Mitigating Professional Liability Claims in Your Law Practice

 In Legal Malpractice

Maintain your reputation, your practice, and hopefully your sanity.

As a professional liability attorney, I’ve noticed an increasing trend over the last few years. Attorneys, plaintiffs and insurance companies are litigating a much higher percentage of claims, regardless of whether the situation could have been repaired or mitigated pre-suit. Before you launch off into litigation, think twice about the longer-term impacts and at least investigate alternatives.

You’ve heard the story before.

Lawyer A makes a mistake that for some reason is not reported to the client. The court dismisses the case, and Lawyer A walks away. The client reads about the error in the court order or Appellate Court opinion, and hires legal malpractice Lawyer B. Lawyer B then sends out a demand letter. Maybe the client even files a Bar complaint. Lawyer A dumps the letter off to the insurance carrier. The policy’s notice requirements are met, so end of story. Maybe or maybe not.

CourtTen years ago, sending a demand package would trigger at least a good faith pre-suit settlement discussion in a majority of claims. Today, insurance companies and defense counsel take a more aggressive “litigate at all costs” stance. It could be the weaker economy, as plaintiffs still have claims but can’t necessarily afford the time and litigation expense. It also could be a shift in insurance carrier policy, as they look at the total cost/benefit of each claim as it relates to their bottom line.

Mitigating claims can mitigate impact to your reputation and practice

Regardless of the reason, claims today are much more likely to impact your reputation. In addition to the increased probability of a public lawsuit, more clients are using social media to publicly broadcast their complaints. Unfortunately, once such complaints are placed into cyberspace, it is very difficult if not impossible to reverse. Why don’t more lawyers and insurance companies try to repair or mitigate claims before they result in a lawsuit or internet complaint? Again, there’s no one magic reason:

  • It could be more expensive overall then just settling. Whose best interests are being considered?
  • Insurance carriers can inflate their loss reserves, which could be important when asking the State’s Insurance Commissioner for rate hikes.
  • It could be the responding attorney’s ego and arrogance. It wasn’t our fault. The case was bad anyway!

Admitting your mistakes

A mistake is still a mistake. If liability is convincing in legal malpractice, the litigation will focus on proximate causation and damages, in trial with a jury potentially making the final decision. Do you really want that? Especially when you are unsure of the extent of damages, trying to repair or mitigate the claim could make the whole matter disappear, or at least be resolved pre-suit so there’s no public record. You may also dissuade the former client from filing a Bar complaint, or at least show that you’ve made positive steps to remedy the issue and thereby mitigating the possibility of disciplinary sanction.
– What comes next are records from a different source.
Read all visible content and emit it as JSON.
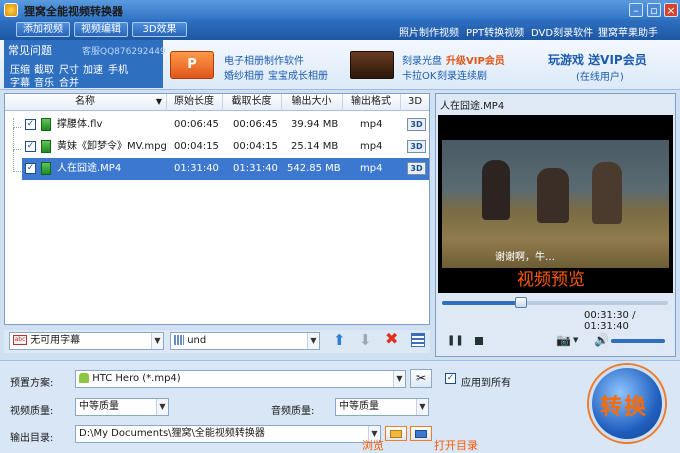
{
  "app": {
    "title": "狸窝全能视频转换器"
  },
  "toolbar": {
    "add_video": "添加视频",
    "edit_video": "视频编辑",
    "effect_3d": "3D效果",
    "links": [
      "照片制作视频",
      "PPT转换视频",
      "DVD刻录软件",
      "狸窝苹果助手"
    ]
  },
  "promo": {
    "faq_title": "常见问题",
    "faq_qq": "客服QQ876292449",
    "faq_row1": [
      "压缩",
      "截取",
      "尺寸",
      "加速",
      "手机"
    ],
    "faq_row2": [
      "字幕",
      "音乐",
      "合并"
    ],
    "ppt_icon": "P",
    "mid_line1": "电子相册制作软件",
    "mid_line2": [
      "婚纱相册",
      "宝宝成长相册"
    ],
    "dvd_line1": "刻录光盘",
    "dvd_line1_highlight": "升级VIP会员",
    "dvd_line2": [
      "卡拉OK",
      "刻录连续剧"
    ],
    "vip_line1": "玩游戏  送VIP会员",
    "vip_line2": "(在线用户)"
  },
  "file_list": {
    "columns": [
      "名称",
      "原始长度",
      "截取长度",
      "输出大小",
      "输出格式",
      "3D"
    ],
    "rows": [
      {
        "name": "撑腰体.flv",
        "orig": "00:06:45",
        "cut": "00:06:45",
        "size": "39.94 MB",
        "format": "mp4",
        "selected": false
      },
      {
        "name": "黄妹《卸梦令》MV.mpg",
        "orig": "00:04:15",
        "cut": "00:04:15",
        "size": "25.14 MB",
        "format": "mp4",
        "selected": false
      },
      {
        "name": "人在囧途.MP4",
        "orig": "01:31:40",
        "cut": "01:31:40",
        "size": "542.85 MB",
        "format": "mp4",
        "selected": true
      }
    ],
    "icon_3d": "3D"
  },
  "subtitle_bar": {
    "subtitle": "无可用字幕",
    "audio": "und"
  },
  "preview": {
    "title": "人在囧途.MP4",
    "caption": "谢谢啊，牛…",
    "annotation": "视频预览",
    "timecode": "00:31:30 / 01:31:40",
    "progress": 0.34
  },
  "settings": {
    "preset_label": "预置方案:",
    "preset_value": "HTC Hero (*.mp4)",
    "apply_all": "应用到所有",
    "video_quality_label": "视频质量:",
    "video_quality_value": "中等质量",
    "audio_quality_label": "音频质量:",
    "audio_quality_value": "中等质量",
    "output_label": "输出目录:",
    "output_value": "D:\\My Documents\\狸窝\\全能视频转换器",
    "browse_ann": "浏览",
    "open_ann": "打开目录",
    "convert_label": "转换"
  }
}
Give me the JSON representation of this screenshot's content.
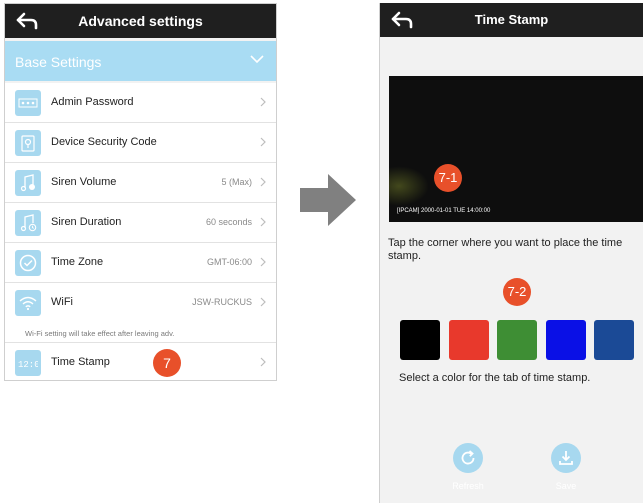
{
  "left": {
    "title": "Advanced settings",
    "section_label": "Base Settings",
    "items": [
      {
        "label": "Admin Password",
        "value": ""
      },
      {
        "label": "Device Security Code",
        "value": ""
      },
      {
        "label": "Siren Volume",
        "value": "5 (Max)"
      },
      {
        "label": "Siren Duration",
        "value": "60 seconds"
      },
      {
        "label": "Time Zone",
        "value": "GMT-06:00"
      },
      {
        "label": "WiFi",
        "value": "JSW-RUCKUS"
      }
    ],
    "wifi_note": "Wi-Fi setting will take effect after leaving adv.",
    "time_stamp_label": "Time Stamp",
    "badge": "7"
  },
  "right": {
    "title": "Time Stamp",
    "camera_timestamp": "[IPCAM] 2000-01-01 TUE 14:00:00",
    "badge_camera": "7-1",
    "instruction_corner": "Tap the corner where you want to place the time stamp.",
    "badge_colors": "7-2",
    "colors": [
      "#000000",
      "#e8392c",
      "#3e8e34",
      "#0a10e6",
      "#1b4a96"
    ],
    "instruction_color": "Select a color for the tab of time stamp.",
    "refresh_label": "Refresh",
    "save_label": "Save"
  },
  "icons": {
    "back": "back-arrow-icon",
    "password": "password-dots-icon",
    "security": "lock-icon",
    "volume": "music-note-icon",
    "duration": "music-note-clock-icon",
    "timezone": "clock-icon",
    "wifi": "wifi-icon",
    "timestamp": "digital-clock-icon",
    "refresh": "refresh-icon",
    "save": "download-icon"
  },
  "colors": {
    "topbar": "#1f1f1f",
    "section": "#a9dcf3",
    "icon_bg": "#a7d8ef",
    "badge": "#e8502a",
    "arrow": "#808080"
  }
}
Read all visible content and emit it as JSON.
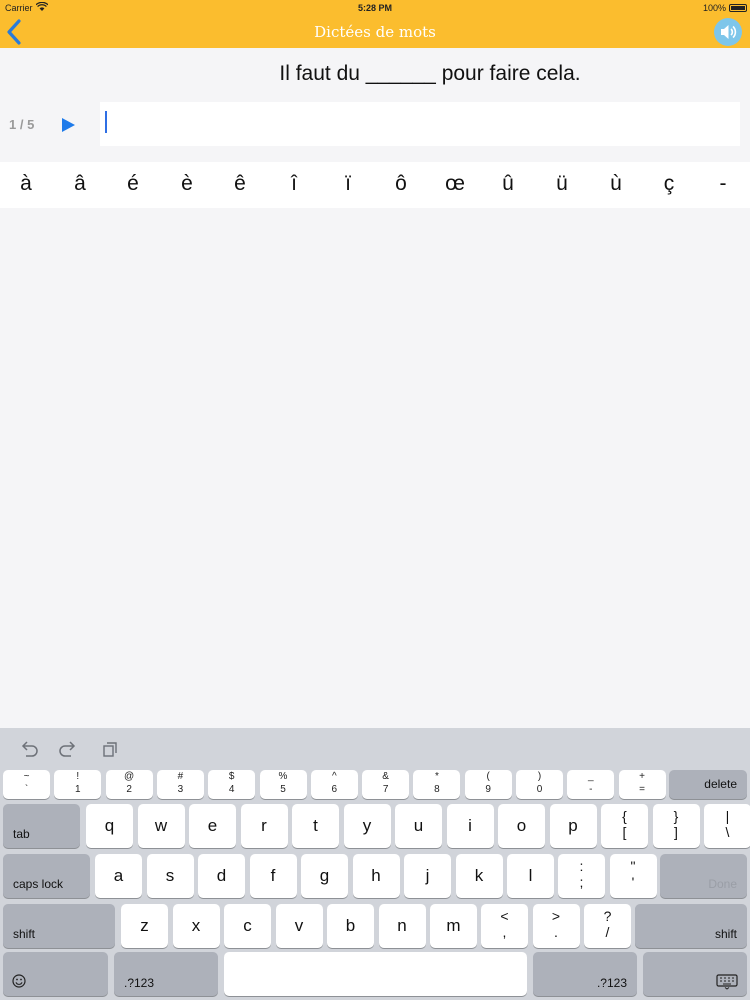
{
  "status_bar": {
    "carrier": "Carrier",
    "time": "5:28 PM",
    "battery": "100%"
  },
  "nav": {
    "title": "Dictées de mots",
    "back_icon": "chevron-left-icon",
    "sound_icon": "speaker-icon"
  },
  "exercise": {
    "sentence": "Il faut du ______ pour faire cela.",
    "counter": "1 / 5",
    "answer_value": "",
    "accent_chars": [
      "à",
      "â",
      "é",
      "è",
      "ê",
      "î",
      "ï",
      "ô",
      "œ",
      "û",
      "ü",
      "ù",
      "ç",
      "-"
    ]
  },
  "keyboard": {
    "number_row": [
      {
        "top": "~",
        "bottom": "`"
      },
      {
        "top": "!",
        "bottom": "1"
      },
      {
        "top": "@",
        "bottom": "2"
      },
      {
        "top": "#",
        "bottom": "3"
      },
      {
        "top": "$",
        "bottom": "4"
      },
      {
        "top": "%",
        "bottom": "5"
      },
      {
        "top": "^",
        "bottom": "6"
      },
      {
        "top": "&",
        "bottom": "7"
      },
      {
        "top": "*",
        "bottom": "8"
      },
      {
        "top": "(",
        "bottom": "9"
      },
      {
        "top": ")",
        "bottom": "0"
      },
      {
        "top": "_",
        "bottom": "-"
      },
      {
        "top": "+",
        "bottom": "="
      }
    ],
    "delete": "delete",
    "tab": "tab",
    "row1": [
      "q",
      "w",
      "e",
      "r",
      "t",
      "y",
      "u",
      "i",
      "o",
      "p"
    ],
    "row1_symbols": [
      {
        "top": "{",
        "bottom": "["
      },
      {
        "top": "}",
        "bottom": "]"
      },
      {
        "top": "|",
        "bottom": "\\"
      }
    ],
    "caps_lock": "caps lock",
    "row2": [
      "a",
      "s",
      "d",
      "f",
      "g",
      "h",
      "j",
      "k",
      "l"
    ],
    "row2_symbols": [
      {
        "top": ":",
        "bottom": ";"
      },
      {
        "top": "\"",
        "bottom": "'"
      }
    ],
    "done": "Done",
    "shift": "shift",
    "row3": [
      "z",
      "x",
      "c",
      "v",
      "b",
      "n",
      "m"
    ],
    "row3_symbols": [
      {
        "top": "<",
        "bottom": ","
      },
      {
        "top": ">",
        "bottom": "."
      },
      {
        "top": "?",
        "bottom": "/"
      }
    ],
    "numbers_key": ".?123",
    "emoji_icon": "emoji-icon",
    "dismiss_icon": "keyboard-dismiss-icon"
  }
}
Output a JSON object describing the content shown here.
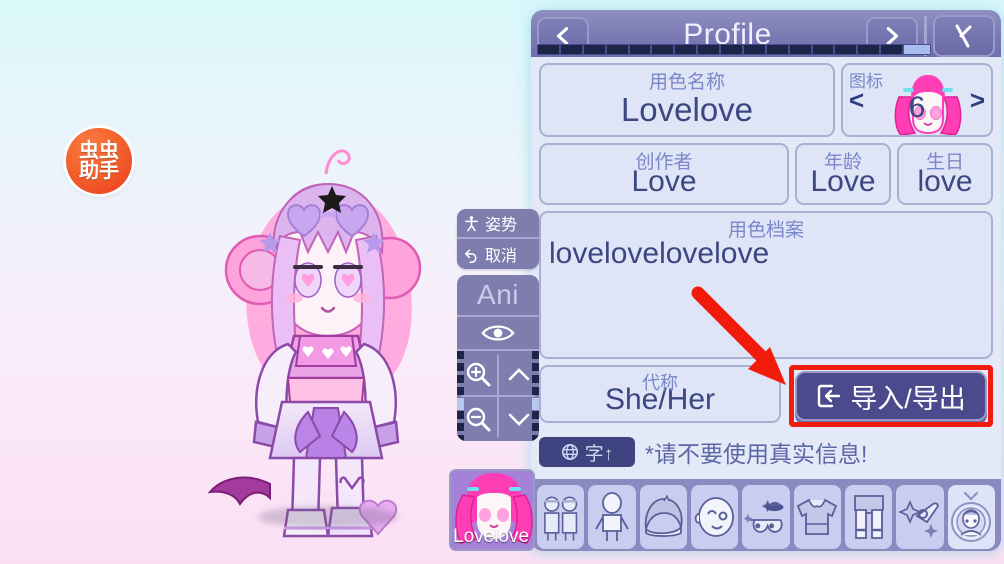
{
  "app": {
    "assistant_badge": {
      "line1": "虫虫",
      "line2": "助手"
    },
    "background_colors": {
      "top": "#d9f7fa",
      "bottom": "#fadff3"
    }
  },
  "panel": {
    "header": {
      "title": "Profile",
      "back_label": "<",
      "forward_label": ">",
      "close_label": "X",
      "progress_segments": 17,
      "progress_active_index": 17
    },
    "fields": {
      "name": {
        "label": "用色名称",
        "value": "Lovelove"
      },
      "avatar": {
        "label": "图标",
        "value": "6",
        "prev": "<",
        "next": ">"
      },
      "creator": {
        "label": "创作者",
        "value": "Love"
      },
      "age": {
        "label": "年龄",
        "value": "Love"
      },
      "birthday": {
        "label": "生日",
        "value": "love"
      },
      "description": {
        "label": "用色档案",
        "value": "lovelovelovelove"
      },
      "pronoun": {
        "label": "代称",
        "value": "She/Her"
      }
    },
    "import_export_button": {
      "label": "导入/导出",
      "icon": "import-export-icon",
      "highlighted": true,
      "highlight_color": "#f21b0c"
    },
    "language_button": {
      "label": "字↑",
      "icon": "globe-icon"
    },
    "warning_text": "*请不要使用真实信息!",
    "categories": [
      {
        "name": "preset-characters",
        "label": "预设"
      },
      {
        "name": "body",
        "label": "身体"
      },
      {
        "name": "hair",
        "label": "发型"
      },
      {
        "name": "face",
        "label": "脸部"
      },
      {
        "name": "accessories",
        "label": "饰品"
      },
      {
        "name": "tops",
        "label": "上衣"
      },
      {
        "name": "bottoms",
        "label": "下装"
      },
      {
        "name": "effects",
        "label": "特效"
      },
      {
        "name": "profile",
        "label": "档案"
      }
    ]
  },
  "tools": {
    "pose": {
      "label": "姿势",
      "icon": "pose-icon"
    },
    "cancel": {
      "label": "取消",
      "icon": "undo-icon"
    },
    "anim": {
      "label": "Ani"
    },
    "eye": {
      "icon": "eye-icon"
    },
    "zoom_in": {
      "icon": "zoom-in-icon"
    },
    "zoom_out": {
      "icon": "zoom-out-icon"
    },
    "up": {
      "icon": "chevron-up-icon"
    },
    "down": {
      "icon": "chevron-down-icon"
    }
  },
  "character_tab": {
    "label": "Lovelove"
  },
  "annotation": {
    "arrow_color": "#f21b0c",
    "points_to": "import-export-button"
  }
}
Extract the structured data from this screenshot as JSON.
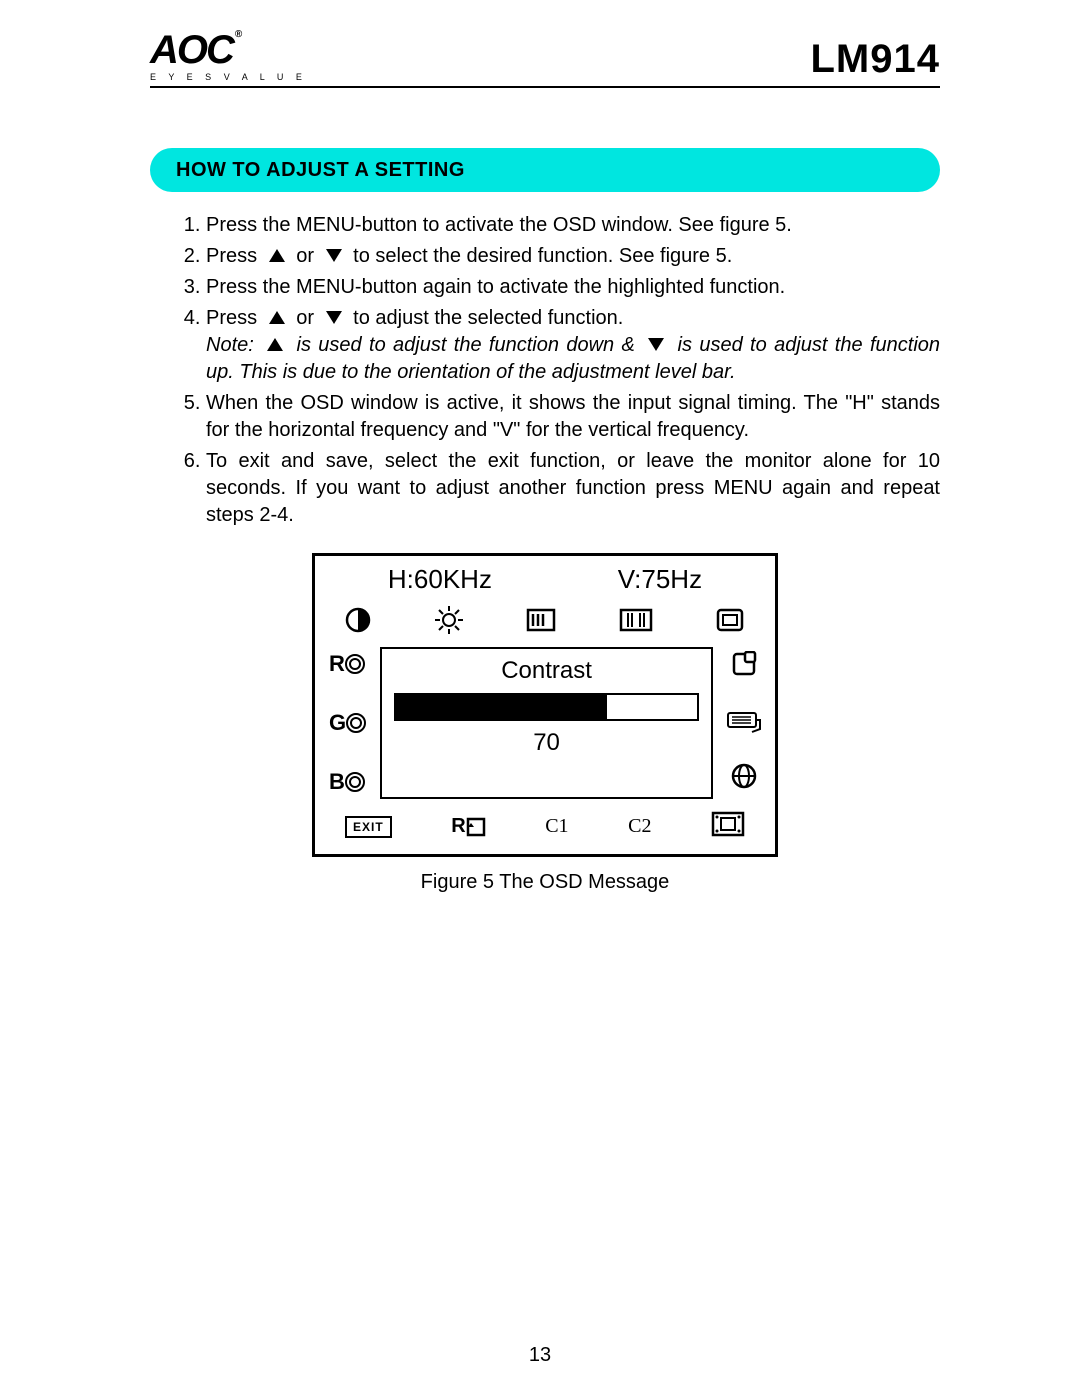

Here are some ideas for improving your chances of mitigating the claim:

  • Don’t make mistakes. Just kidding. We’re all human. How you handle your mistakes defines you as an individual and an attorney.
  • Check your policy and talk to your agent. Does your insurance carrier proactively engage in claim repair or mitigation activity?
  • Notify your carrier. When you make a mistake, follow the notification procedures and requirements in your insurance policy.
  • Review Bar Rules. Make sure the client’s best interests are protected.
  • Notify the client. You may find it beneficial to include carrier participation.
  • Seek personal counsel. Ensure that someone is helping to protect your best interests, especially where there are coverage issues or the claims exceed the policy limits.

If you ever do get involved in a claim, keep your ego in check and focus on protection – your client’s best interests, your reputation, and your practice. You may find that, with the help of your carrier and counsel, you can resolve the situation and protect one other item – your sanity.